Large Language Models (LLMs) have shown promise as robotic planners but often struggle with long-horizon and complex tasks, especially in specialized environments requiring external knowledge. While hierarchical planning and Retrieval-Augmented Generation (RAG) address some of these challenges, they remain insufficient on their own and a deeper integration is required for achieving more reliable systems. To this end, we propose a neuro-symbolic approach that enhances LLMs-based planners with Knowledge Graph-based RAG for hierarchical plan generation. This method decomposes complex tasks into manageable subtasks, further expanded into executable atomic action sequences. To ensure formal correctness and proper decomposition, we integrate a Symbolic Validator, which also functions as a failure detector by aligning expected and observed world states. Our evaluation against baseline methods demonstrates the consistent significant advantages of integrating hierarchical planning, symbolic verification, and RAG across tasks of varying complexity and different LLMs.
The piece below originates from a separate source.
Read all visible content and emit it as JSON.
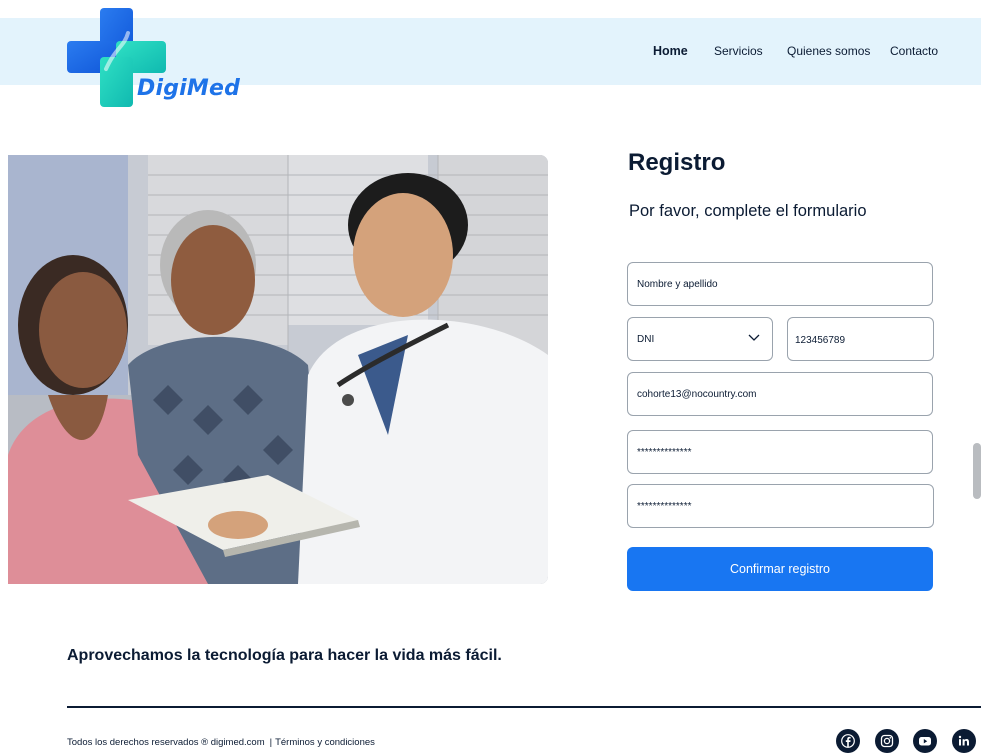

Additionally, our experimental setup and novel metrics not only validate our approach for complex planning but also serve as a tool for assessing LLMs' reasoning and compositional capabilities.

Paper Structure

This paper contains 27 sections, 3 figures, 16 tables.

Figures (3)

  • Figure 1: Overview of HRV: (1) Given a natural language task description, a pre-trained frozen LLM to generate a macro-plan (policy $\varphi$), which is expanded into an AA-block (policy $\pi$). Retrieval-augmented generation (RAG) method retrieves relevant context from the agent knowledge graph (initialized with the environment ontology) to support plan generation, while a Plan Validator detects and triggers the correction of potential errors. (2) Once the plan is finalized, the agent executes the atomic actions (AA) from each AA-block within the environment (see Figure \ref{['fig:robot_point_of_view']}), while recording the execution details in the knowledge graph. (3) After each action, a Symbolic Validator verifies the alignment between the "ideal plan" and the actual environment state, potentially detecting failures. The system then reports the performance of the LLM-based planner using a set of novel metrics.
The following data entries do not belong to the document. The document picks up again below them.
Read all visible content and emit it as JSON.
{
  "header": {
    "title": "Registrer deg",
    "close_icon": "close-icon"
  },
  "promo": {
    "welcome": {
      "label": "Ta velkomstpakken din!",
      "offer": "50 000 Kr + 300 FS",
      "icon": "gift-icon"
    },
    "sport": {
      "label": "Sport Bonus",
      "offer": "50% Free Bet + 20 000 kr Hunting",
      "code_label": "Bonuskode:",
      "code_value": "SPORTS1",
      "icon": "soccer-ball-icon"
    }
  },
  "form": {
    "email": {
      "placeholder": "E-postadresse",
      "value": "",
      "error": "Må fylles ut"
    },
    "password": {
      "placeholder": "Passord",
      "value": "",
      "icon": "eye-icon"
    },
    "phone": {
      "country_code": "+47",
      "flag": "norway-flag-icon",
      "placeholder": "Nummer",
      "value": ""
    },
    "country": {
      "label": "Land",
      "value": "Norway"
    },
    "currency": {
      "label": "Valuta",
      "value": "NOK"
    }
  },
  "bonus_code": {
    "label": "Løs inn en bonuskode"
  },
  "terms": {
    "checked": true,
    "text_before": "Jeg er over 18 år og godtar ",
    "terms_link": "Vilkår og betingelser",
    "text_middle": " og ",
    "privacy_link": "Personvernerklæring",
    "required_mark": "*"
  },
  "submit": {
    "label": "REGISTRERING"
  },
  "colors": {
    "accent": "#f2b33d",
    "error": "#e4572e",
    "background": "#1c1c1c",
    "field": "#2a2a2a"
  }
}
  • Figure 2: An agent executes an Expanded plan in a kitchen environment following its sequence of atomic actions $aa_j$. For each action, the robot interACTs with the environment and OBSERVEs the resulting state. Visual observations are captured as a scene graph, representing object relative positions and states, while auditory feedback is processed through classification. This multi-modal outcome corresponds to the Agent's action outcome in Fig. \ref{['fig:system_overview']}.
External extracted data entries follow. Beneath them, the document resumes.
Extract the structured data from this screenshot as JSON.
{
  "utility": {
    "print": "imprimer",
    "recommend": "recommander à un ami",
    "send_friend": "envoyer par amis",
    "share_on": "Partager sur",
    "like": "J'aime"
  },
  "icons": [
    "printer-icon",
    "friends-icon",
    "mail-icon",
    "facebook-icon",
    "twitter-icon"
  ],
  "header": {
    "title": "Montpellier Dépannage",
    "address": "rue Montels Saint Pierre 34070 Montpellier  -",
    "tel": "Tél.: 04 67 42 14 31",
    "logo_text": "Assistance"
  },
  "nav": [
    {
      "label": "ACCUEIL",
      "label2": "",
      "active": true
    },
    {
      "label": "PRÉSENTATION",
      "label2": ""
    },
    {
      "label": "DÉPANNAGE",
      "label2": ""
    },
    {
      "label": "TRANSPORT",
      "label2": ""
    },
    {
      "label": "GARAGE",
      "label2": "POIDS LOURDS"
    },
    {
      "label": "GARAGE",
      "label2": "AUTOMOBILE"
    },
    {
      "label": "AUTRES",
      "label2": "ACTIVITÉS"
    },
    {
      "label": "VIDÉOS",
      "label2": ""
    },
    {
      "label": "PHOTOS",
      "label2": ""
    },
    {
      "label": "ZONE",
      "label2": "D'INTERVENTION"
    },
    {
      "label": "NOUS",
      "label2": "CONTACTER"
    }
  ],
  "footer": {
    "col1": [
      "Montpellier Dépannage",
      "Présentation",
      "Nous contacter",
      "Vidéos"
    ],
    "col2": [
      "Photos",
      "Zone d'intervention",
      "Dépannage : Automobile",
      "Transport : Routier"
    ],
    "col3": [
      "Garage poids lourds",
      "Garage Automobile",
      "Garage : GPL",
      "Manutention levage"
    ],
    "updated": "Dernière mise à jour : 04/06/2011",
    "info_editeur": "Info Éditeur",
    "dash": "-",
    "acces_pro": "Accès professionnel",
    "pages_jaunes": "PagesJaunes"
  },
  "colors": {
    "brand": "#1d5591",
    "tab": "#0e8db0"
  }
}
  • Figure 3: The task "Serve wine" is divided into multiple macro actions MAs $(ma^1, \ldots, ma^m)$ such as "Pick up the bottle of wine" and "Pour wine into the cup". Each macro action is decomposed into a AA-block with atomic actions AAs $(aa_1^i, \ldots, aa_{k_i}^i)$ such as navigate_to_obj, pick_up, and pour. The final expanded plan (E-plan) is the concatenating all the AAs from each AA-block.